W ostatnim czasie pojawiły się jednak buty, które już przy pierwszym kontakcie wydają tak intensywny zapach, że trudno go znieść.
Wywołują go użyte do produkcji barwniki, kleje, pestycydy i związki, które powstają w procesie garbowania skóry.
Jak widać – zabójczy zestaw. Jeśli więc but, który nam się spodobał, na samym wstępie zniechęca nas wonią, lepiej zostawmy go na sklepowej półce.

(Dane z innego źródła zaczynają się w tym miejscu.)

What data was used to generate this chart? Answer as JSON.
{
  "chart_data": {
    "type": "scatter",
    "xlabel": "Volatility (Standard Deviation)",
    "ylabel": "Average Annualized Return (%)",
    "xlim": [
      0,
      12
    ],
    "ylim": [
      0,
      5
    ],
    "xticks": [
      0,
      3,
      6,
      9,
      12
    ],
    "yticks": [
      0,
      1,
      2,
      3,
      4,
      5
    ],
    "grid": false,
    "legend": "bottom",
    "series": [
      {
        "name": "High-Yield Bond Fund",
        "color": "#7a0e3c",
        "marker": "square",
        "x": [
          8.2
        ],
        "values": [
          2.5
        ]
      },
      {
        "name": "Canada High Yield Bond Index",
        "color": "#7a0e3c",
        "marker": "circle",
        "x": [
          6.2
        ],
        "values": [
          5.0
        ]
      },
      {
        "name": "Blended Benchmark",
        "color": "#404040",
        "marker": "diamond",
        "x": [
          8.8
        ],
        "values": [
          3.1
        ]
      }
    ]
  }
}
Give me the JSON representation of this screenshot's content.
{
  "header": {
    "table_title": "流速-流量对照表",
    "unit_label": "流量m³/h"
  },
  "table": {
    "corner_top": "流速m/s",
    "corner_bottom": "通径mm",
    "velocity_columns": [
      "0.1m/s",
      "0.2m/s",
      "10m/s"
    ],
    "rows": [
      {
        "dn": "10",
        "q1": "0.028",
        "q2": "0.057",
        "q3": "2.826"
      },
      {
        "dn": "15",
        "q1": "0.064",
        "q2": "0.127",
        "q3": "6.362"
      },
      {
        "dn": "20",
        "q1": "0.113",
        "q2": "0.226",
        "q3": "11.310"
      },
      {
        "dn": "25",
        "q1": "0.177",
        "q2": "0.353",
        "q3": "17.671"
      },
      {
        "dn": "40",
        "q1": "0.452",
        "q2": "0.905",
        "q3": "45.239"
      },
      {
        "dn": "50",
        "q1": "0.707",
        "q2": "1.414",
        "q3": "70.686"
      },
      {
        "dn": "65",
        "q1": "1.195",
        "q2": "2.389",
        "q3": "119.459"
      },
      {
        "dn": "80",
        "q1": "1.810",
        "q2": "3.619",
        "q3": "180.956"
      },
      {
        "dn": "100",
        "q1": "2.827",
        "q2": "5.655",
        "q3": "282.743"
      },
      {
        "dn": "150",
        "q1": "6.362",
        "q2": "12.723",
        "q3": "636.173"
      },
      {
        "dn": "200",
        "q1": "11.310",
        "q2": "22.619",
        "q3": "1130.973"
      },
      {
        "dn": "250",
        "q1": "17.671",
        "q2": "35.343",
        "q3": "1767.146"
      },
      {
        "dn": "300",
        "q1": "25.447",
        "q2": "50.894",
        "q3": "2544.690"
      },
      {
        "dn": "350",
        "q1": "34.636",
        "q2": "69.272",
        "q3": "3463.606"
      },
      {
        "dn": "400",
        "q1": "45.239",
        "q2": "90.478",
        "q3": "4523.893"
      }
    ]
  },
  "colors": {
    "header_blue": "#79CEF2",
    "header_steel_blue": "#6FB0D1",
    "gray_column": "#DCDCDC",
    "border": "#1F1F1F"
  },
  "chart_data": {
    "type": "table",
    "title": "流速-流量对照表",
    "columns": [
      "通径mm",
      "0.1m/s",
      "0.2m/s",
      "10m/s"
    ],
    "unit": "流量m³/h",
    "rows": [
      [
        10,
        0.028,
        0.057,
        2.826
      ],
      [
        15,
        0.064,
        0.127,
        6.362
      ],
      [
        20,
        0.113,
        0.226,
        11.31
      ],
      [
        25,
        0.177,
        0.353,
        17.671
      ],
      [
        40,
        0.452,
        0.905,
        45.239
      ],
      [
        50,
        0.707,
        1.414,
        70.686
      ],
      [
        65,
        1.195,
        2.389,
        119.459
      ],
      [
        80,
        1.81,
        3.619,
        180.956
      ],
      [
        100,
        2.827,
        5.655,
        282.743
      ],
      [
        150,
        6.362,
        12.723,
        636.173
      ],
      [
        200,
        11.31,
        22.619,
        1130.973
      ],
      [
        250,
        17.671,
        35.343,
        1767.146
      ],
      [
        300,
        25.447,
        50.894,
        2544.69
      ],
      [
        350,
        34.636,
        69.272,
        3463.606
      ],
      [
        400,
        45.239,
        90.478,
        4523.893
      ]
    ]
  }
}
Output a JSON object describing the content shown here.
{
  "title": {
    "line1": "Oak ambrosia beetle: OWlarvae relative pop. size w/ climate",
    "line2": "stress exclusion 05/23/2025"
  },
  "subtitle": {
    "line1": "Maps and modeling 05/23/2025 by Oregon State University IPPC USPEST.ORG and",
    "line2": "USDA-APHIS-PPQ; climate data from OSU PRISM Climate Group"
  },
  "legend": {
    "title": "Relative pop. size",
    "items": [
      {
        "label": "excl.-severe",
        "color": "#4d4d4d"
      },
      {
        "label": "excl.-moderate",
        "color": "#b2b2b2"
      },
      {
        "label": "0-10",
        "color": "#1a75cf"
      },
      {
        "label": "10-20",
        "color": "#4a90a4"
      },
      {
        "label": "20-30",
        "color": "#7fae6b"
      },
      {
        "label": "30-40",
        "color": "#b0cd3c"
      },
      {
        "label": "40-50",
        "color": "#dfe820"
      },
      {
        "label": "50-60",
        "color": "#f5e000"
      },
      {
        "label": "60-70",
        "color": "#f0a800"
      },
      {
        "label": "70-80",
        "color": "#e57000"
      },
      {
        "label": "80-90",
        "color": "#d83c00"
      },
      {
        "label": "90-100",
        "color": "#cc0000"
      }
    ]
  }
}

Co dokładnie kryje woń obuwia?
Zestaw jest dość szeroki, a składają się na nań:
- kancerogenne aminy aromatyczne – czyli związki organiczne, które powodują raka
- formaldehyd, który powoduje uczulenia oraz podrażnienia skóry
- związki chromu Cr (VI) powodujące uczulenia, czerwone i swędzące plamy
- pigmenty zawierające uczulające metale ciężkie
- pestycydy powodujące uczulenie i wysypki
- biocyd furmaran dimetylu (DMF) – jest często obecny w saszetce dołączonej do wyrobu, która ma za zadanie zapobiegać zawilgoceniu obuwia; może powodować zapalenie skóry
Komentarz jest chyba zbędny. Ten stan rzeczy potwierdzają niezależnie od siebie Niemiecki Federalny Urząd do Spraw Ochrony Konsumenta i Bezpieczeństwa Żywności oraz Wojewódzki Inspektorat Inspekcji Handlowej z Gdańska.
Na szczęście nos może uratować naszą skórę. Jeśli jednak producenci wpadną na pomysł, jak pozbyć się owych zapachów z butów, prawdopodobnie będziemy bezsilni.